Gas Powered vs. Battery Powered Lawn Mowers: Which Type is Right for You?
Mowing the lawn seems to be one of those love it or hate it chores. Some people find it a relaxing task, while others put it off as long as possible. If you’re the type of person to avoid the mower, perhaps you’re not using the right equipment for your needs. We’re going to look at gas-powered and electric battery-powered mowers, and the pros and cons for each. In this comparison, we’ll discuss the performance, noise levels, how easy they are to use and maintain, price points, and their environmental impact.
When comparing how well these mowers perform, we’re going to look at both the efficiency and the run time for each model. For the first test, we let a lawn get quite overgrown; we’re talking high grass and several weeds. The gas mower had no issues getting through this in a single pass. While the battery mower did better than expected, it wasn’t able to cut down some of the tougher weeds on the first run.
For the second test, we put 1/8 of a tank of fuel in the gas mower, and a battery with 1/8 charge in the other. The gas-powered mower was only able to run for three or four minutes and did a small patch of the yard before dying. The battery mower however was able to finish the front yard, and the entire backyard and still had some juice left.
So, it seems we have split results on performance: gas is more efficient at getting through tough jobs, but the battery power will run long on a single charge compared to a tank of gas. If you don’t let your lawn get overgrown and out of control, a battery mower would get the job done.
Winner: It’s a tie!
There was no comparison in this category; a gas-powered mower is much louder than a battery one, at a rate of 101 dB vs 80 dB.
Prolonged exposure to noise above 85 decibels can cause damage to your hearing. To give you some other common sounds for comparison, items like a vacuum cleaner or window AC unit are about the same dB level as the battery-powered mower. A motorcycle or a jackhammer are both around the 100 dB level like the gas-powered mower.
Ease of use
For this category, we looked at how easy it is to get the mower up and running, and the amount of maintenance each machine requires. Gas mowers are heavier but much more solid, so they can take a bit of abuse. A well-maintained gas mower should start easily, but the pull-start does still take a bit of muscle. Battery powered are much easier to move around, but since it’s lighter it is a bit less sturdy compared to its gas counterpart. However, starting one up is literally just the push of a button! When it comes to adjusting the blade height, battery powered also has the advantage; there’s just one lever. For gas mowers you need to adjust the height at each wheel individually.

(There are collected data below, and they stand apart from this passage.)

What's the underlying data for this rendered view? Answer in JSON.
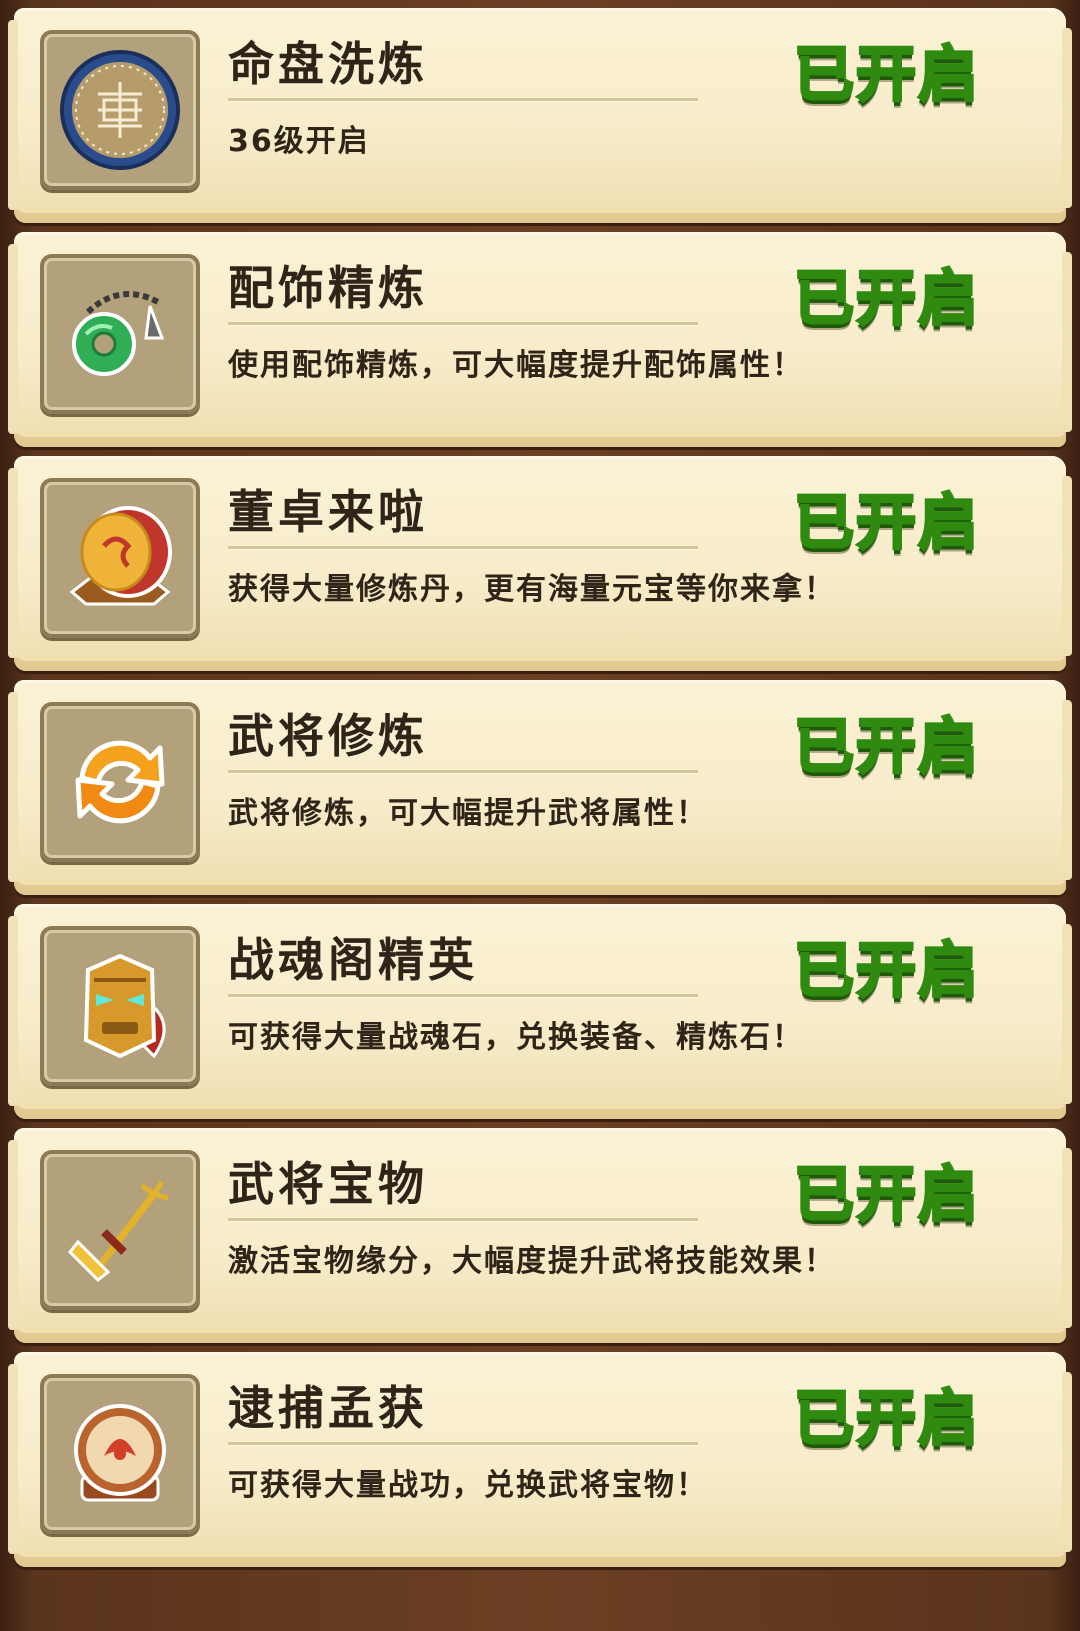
{
  "features": [
    {
      "title": "命盘洗炼",
      "desc": "36级开启",
      "status": "已开启",
      "icon": "star-disk-icon"
    },
    {
      "title": "配饰精炼",
      "desc": "使用配饰精炼，可大幅度提升配饰属性！",
      "status": "已开启",
      "icon": "jade-pendant-icon"
    },
    {
      "title": "董卓来啦",
      "desc": "获得大量修炼丹，更有海量元宝等你来拿！",
      "status": "已开启",
      "icon": "war-drum-icon"
    },
    {
      "title": "武将修炼",
      "desc": "武将修炼，可大幅提升武将属性！",
      "status": "已开启",
      "icon": "refresh-arrows-icon"
    },
    {
      "title": "战魂阁精英",
      "desc": "可获得大量战魂石，兑换装备、精炼石！",
      "status": "已开启",
      "icon": "golden-mask-icon"
    },
    {
      "title": "武将宝物",
      "desc": "激活宝物缘分，大幅度提升武将技能效果！",
      "status": "已开启",
      "icon": "trident-bell-icon"
    },
    {
      "title": "逮捕孟获",
      "desc": "可获得大量战功，兑换武将宝物！",
      "status": "已开启",
      "icon": "tribal-drum-icon"
    }
  ],
  "colors": {
    "status_green": "#4ed31c",
    "card_bg": "#f7ebc8",
    "frame": "#b3a17c",
    "text": "#2e2418"
  }
}
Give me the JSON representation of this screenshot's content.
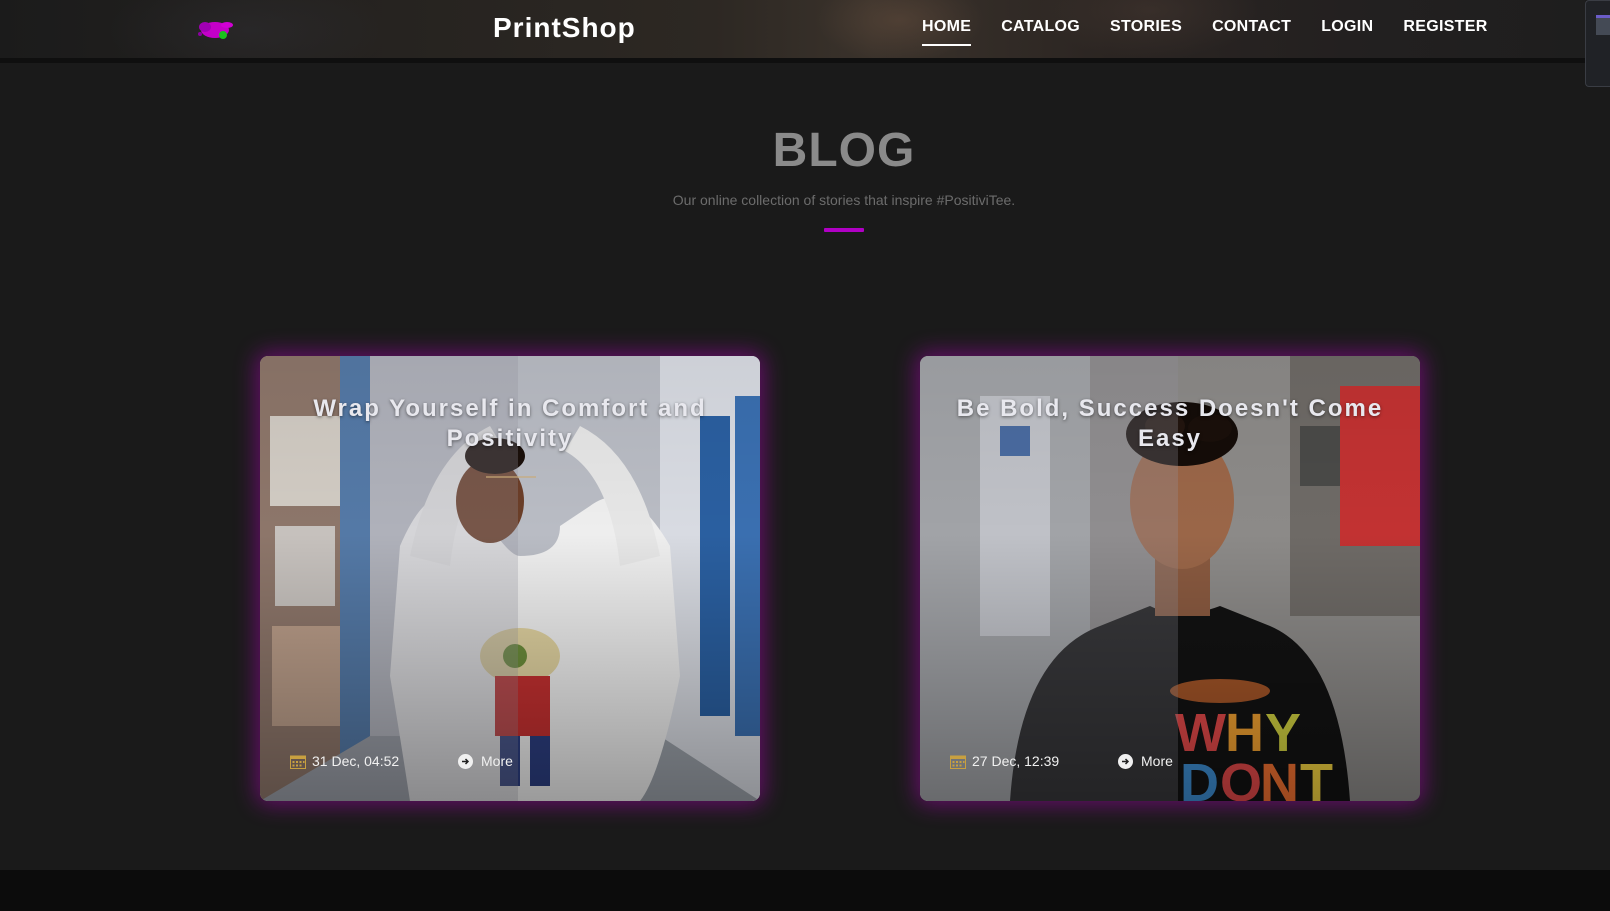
{
  "header": {
    "brand": "PrintShop",
    "nav": [
      {
        "label": "HOME",
        "active": true
      },
      {
        "label": "CATALOG",
        "active": false
      },
      {
        "label": "STORIES",
        "active": false
      },
      {
        "label": "CONTACT",
        "active": false
      },
      {
        "label": "LOGIN",
        "active": false
      },
      {
        "label": "REGISTER",
        "active": false
      }
    ]
  },
  "hero": {
    "title": "BLOG",
    "subtitle": "Our online collection of stories that inspire #PositiviTee.",
    "accent_color": "#b000c4"
  },
  "posts": [
    {
      "title": "Wrap Yourself in Comfort and Positivity",
      "date": "31 Dec, 04:52",
      "more_label": "More"
    },
    {
      "title": "Be Bold, Success Doesn't Come Easy",
      "date": "27 Dec, 12:39",
      "more_label": "More"
    }
  ],
  "icons": {
    "logo": "paint-splash-logo",
    "date": "calendar-icon",
    "more": "arrow-circle-right-icon"
  }
}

When it comes to maintenance, there’s a lot more going on with a gas mower. You’ll have to keep up with cleaning items like the air filters and carburetor, changing sparkplugs and the oil, and sharpening the blades. On top of that, there’s also filling the mower with gas before use. For a battery mower, it’s generally just keeping the blades sharp, and the batteries charged.
A high-quality electric battery mower will typically be more expensive upfront than a similar-spec gas-powered one. Cheaper-priced electric mowers are often small, have a cord instead of batteries, and don’t perform as well. Repairs for electric mowers will typically cost more than repairing a gas mower. However, with the gas mowers, you’ll need to buy additional parts and supplies like the gas itself, motor oil, air filters, and sparkplugs which will get used up and need replacing each year. With a battery mower, extra batteries would be a good thing to have on hand which is another investment. However, once you’ve bought them, they’ll last you for ages. In the long term, you’ll probably come out about the same cost-wise with either model, but the battery-powered mower is more expensive in upfront costs.
Gas-powered mowers create literal tons of emissions every year. According to EAP data, gas-powered lawnmowers make up 5% of the total air pollution in the United States. That number doesn’t include additional gas-powered lawn equipment like string trimmers or hedge trimmers.
Battery powered mowers do not create direct emissions, but charging the batteries obviously requires electricity, however the footprint is much smaller compared to gas mowers. There are zero emissions being released while operating the equipment.
Winner: Battery powered
The battery-powered mower comes out ahead in most of the categories. If price point isn’t a concern, it may be a great option for you and the environment. If you don’t mind saving some money and getting your hands dirty (hey, you’re on the right site!) then a gas-powered mower may fit your needs. In either case, both machines will get the job done provided you keep your mowers maintained and the blades sharp.